About

In 2015 I left the United States Marine Corps and became a civilian after serving my country, I sacrificed, bled, and did what was necessary for me to do right for my people and country. I had all intentions of staying in the service for the full 20, but life’s waters guided me back to the civilian sector rather than special operator. During this transition, it was my time within the VA that truly highlighted a problem that did not sit well with me.

I was diagnosed with PTSD and Post-Separation Anxiety, and while it was spicy getting out, it was being deemed “broken” that caused so much unneeded damage to me. After years of specialized training, and decades of overcoming adversity in glorious fashion I was told that I would never be able to be “normal” or “fully functioning” again.

Instead of taking the post-war cocktail, I sat with the pain and discomfort. It was the memory of my mentor that kept me fully in the fight, and I was determined to live in his memory, so I stayed in the fight. What brought me through the Storm wasn’t numbing the pain, but finding clarity, discovering the order within the chaos, and reclaiming my mastery.

The gym, lovingly called the Iron Church, allowed me to be better than who I was yesterday. Nature became my church and allowed me to discover the need for adversity as well as flowing and peace. My mentors and my people allowed me to embrace the rites of passage. It was not easy, but not many things that are worthwhile are. I embraced the discomfort, leaned into it, found my way, and thrived harder than ever before. It was in the following decade of studying and completing more initiations that I discovered that the diagnosis of being “broken” or experiencing “trauma” wasn’t problematic, but it was a flaw in the system.

Through the adversities ranging from childhood to now, have resulted in building a model that you to master your life and to truly thrive because of your experience. Built upon the foundational understanding that you only know where you’re going when you understand where you’ve been, it requires cleansing the story and reclaiming your authority and mastery.

This has been created because there are so many others who are in the same position as I was, and the solution needs to be created that allows for growth and true celebration to occur rather than simply existing.

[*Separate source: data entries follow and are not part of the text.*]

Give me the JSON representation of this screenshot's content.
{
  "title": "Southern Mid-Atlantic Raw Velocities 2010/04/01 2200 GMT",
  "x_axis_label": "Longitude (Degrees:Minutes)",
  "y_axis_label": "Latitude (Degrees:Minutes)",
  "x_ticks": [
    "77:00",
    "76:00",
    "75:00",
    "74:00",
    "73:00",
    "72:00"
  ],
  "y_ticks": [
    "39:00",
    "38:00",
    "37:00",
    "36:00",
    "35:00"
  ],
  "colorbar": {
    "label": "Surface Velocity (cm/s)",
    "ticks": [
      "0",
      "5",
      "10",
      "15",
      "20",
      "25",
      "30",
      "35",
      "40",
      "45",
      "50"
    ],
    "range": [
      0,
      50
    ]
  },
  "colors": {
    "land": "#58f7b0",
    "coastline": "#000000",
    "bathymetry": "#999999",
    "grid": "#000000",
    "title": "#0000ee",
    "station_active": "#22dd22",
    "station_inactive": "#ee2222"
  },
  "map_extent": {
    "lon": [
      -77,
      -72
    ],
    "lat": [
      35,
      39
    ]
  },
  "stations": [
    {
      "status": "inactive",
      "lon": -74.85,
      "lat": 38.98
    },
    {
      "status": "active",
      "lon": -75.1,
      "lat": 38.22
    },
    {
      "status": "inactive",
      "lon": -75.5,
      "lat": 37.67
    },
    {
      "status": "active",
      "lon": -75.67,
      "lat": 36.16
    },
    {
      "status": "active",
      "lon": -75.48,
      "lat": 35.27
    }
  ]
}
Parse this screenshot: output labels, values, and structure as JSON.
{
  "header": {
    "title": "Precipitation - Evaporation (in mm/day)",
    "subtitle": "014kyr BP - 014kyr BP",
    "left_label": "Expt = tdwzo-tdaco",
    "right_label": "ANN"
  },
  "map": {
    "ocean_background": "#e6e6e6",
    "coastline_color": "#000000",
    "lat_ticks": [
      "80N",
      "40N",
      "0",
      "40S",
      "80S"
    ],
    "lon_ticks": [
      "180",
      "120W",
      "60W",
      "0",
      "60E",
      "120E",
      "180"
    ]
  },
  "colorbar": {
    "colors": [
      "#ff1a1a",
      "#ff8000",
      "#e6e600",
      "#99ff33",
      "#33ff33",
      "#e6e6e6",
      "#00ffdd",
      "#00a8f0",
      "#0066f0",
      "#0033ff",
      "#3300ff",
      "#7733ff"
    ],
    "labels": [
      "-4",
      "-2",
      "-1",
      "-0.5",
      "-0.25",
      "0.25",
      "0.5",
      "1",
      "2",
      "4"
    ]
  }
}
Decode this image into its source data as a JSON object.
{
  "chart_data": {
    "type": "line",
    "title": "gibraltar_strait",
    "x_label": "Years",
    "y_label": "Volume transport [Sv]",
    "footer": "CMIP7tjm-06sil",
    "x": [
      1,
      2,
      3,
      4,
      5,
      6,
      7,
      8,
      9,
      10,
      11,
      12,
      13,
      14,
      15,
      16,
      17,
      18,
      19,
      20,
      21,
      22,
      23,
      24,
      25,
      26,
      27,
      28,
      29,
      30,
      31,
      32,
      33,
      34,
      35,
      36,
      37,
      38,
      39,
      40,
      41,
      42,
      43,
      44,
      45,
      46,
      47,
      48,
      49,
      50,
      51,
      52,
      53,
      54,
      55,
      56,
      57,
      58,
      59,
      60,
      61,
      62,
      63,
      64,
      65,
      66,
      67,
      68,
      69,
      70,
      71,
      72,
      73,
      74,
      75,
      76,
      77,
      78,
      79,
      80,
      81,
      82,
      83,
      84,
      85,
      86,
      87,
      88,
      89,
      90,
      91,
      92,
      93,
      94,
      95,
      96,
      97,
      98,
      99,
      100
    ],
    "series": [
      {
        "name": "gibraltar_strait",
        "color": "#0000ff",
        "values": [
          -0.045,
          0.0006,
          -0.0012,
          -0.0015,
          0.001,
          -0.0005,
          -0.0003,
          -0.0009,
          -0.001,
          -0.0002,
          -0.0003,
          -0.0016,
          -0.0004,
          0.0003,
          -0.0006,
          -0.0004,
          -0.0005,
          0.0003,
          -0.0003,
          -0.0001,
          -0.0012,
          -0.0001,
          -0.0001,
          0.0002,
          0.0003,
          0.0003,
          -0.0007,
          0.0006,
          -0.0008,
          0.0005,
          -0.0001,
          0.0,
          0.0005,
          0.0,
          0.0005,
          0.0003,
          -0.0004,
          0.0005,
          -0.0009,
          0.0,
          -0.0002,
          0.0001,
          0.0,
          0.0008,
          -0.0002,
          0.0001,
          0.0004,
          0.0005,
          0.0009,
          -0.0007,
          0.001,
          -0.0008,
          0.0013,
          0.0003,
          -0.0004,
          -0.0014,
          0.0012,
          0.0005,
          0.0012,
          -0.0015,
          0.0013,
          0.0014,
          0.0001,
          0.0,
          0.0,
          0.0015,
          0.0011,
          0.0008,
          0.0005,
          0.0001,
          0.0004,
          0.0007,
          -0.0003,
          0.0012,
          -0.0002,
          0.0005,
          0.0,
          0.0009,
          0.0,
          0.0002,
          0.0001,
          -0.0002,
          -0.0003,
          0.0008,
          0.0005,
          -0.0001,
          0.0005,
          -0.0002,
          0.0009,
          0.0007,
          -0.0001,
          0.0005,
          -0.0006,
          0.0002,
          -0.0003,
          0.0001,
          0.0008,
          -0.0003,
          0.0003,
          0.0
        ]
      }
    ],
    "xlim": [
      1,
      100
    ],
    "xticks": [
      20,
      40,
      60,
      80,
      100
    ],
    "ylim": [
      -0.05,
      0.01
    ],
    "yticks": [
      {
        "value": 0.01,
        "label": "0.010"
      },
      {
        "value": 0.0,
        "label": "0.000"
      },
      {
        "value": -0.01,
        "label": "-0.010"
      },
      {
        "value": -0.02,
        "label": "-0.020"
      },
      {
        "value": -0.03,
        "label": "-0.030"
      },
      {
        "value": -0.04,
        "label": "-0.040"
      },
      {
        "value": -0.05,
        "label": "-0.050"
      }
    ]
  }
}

Invictus Clinic will not try to convince you that your life is all
sunshine and rainbows.
The reality of life is that hardships are
unavoidable. The only difference between the victor and the victim is how you work with life’s events. Knowing that you are not what happens to you, but what you choose to do because of it.

Meet the Founder

Bradon Vermaat

Let it be known I do not claim the title of War Hero. It was my job, and my sacred duty, to make sure I got my brothers home from Country so that they could be reunited with their families. They are War Heroes. They are also my brothers whom I am honored to call family to this day. While I would have given anything to be on the frontlines with them, I enlisted when I was 17 years old on September 11th, 2010, and that day was more important to me than waiting until
I was 18 and choosing infantry. It was also the best decision I could have made for I found family at 3rd Battalion 7th Marines and discovered my ability to teach others specialized skills while also be trained as a battle coordinator and Watch Chief for Afghanistan.

These priceless skills, gained over decades, implemented in real time, grown through progressive overload, all meant for me to teach others. After being Medevac’d from Afghanistan in 2013 after breaking my wrist and keeping it a secret for three months, I spent the last year and half of my enlistment at my bases’ Marksmanship Training Unit. It was there I gained the role of Chief Instructor, and it was there that I discovered my deepest love for teaching. I am an athlete and a fighter, but teaching others how to conquer stokes my fire like nothing else I have ever experienced.

During my time as Chief Instructor, I was introduced to the concept of “Train the Trainer”, and it is the concept that I have used in my teaching and coaching ever since. My tole is not to keep clients for long periods of time; I teach the tools and concepts needed for you to overcome and thrive and then have you graduate so that you can continue to progress through your journey. Make no mistake, you must make the climb up the mountain, but it is my duty to teach you skills, concepts, perspectives, and tools for you to find the route up. You deserve the effects of earning the view at the top, but it is my duty to make sure you get there.

The Origin

To better give this concept a better understanding, when I was staring into the abyss and searching for a lesson to stay in the fight, I discovered that very reason one night while watching Painting with Bob Ross. It was three in the morning, my mind screaming at the perceived reality in which I found myself in, and during this time the episode that came on was Bob sharing the news of his wife having cancer and that you had to take the good with the bad. During this display of vulnerability as well as intention, I was downloaded with a thought that has stuck with me ever since:

Your Life is your masterpiece. From the day you are born, to the day you die, you are adding color to the canvas. Yet a painting with too many highlights is superficial and has no depth. A painting with too much shadow is murky and you cannot see anything clearly. Only when a painting is properly balanced with highlights and shadows
do you have a true masterpiece.”

This is what enabled me to stay in the fight, was it easy? Not by a long shot, for to make something new I needed to embrace even more ‘failures’ than ever before. Was it worth it? To a degree that is hard to believe. It is my deepest desire for you to understand the same truth in your own life without having the learn it the hard way and without guidance. Just as Ram Dass once said, "We are all walking each other Home."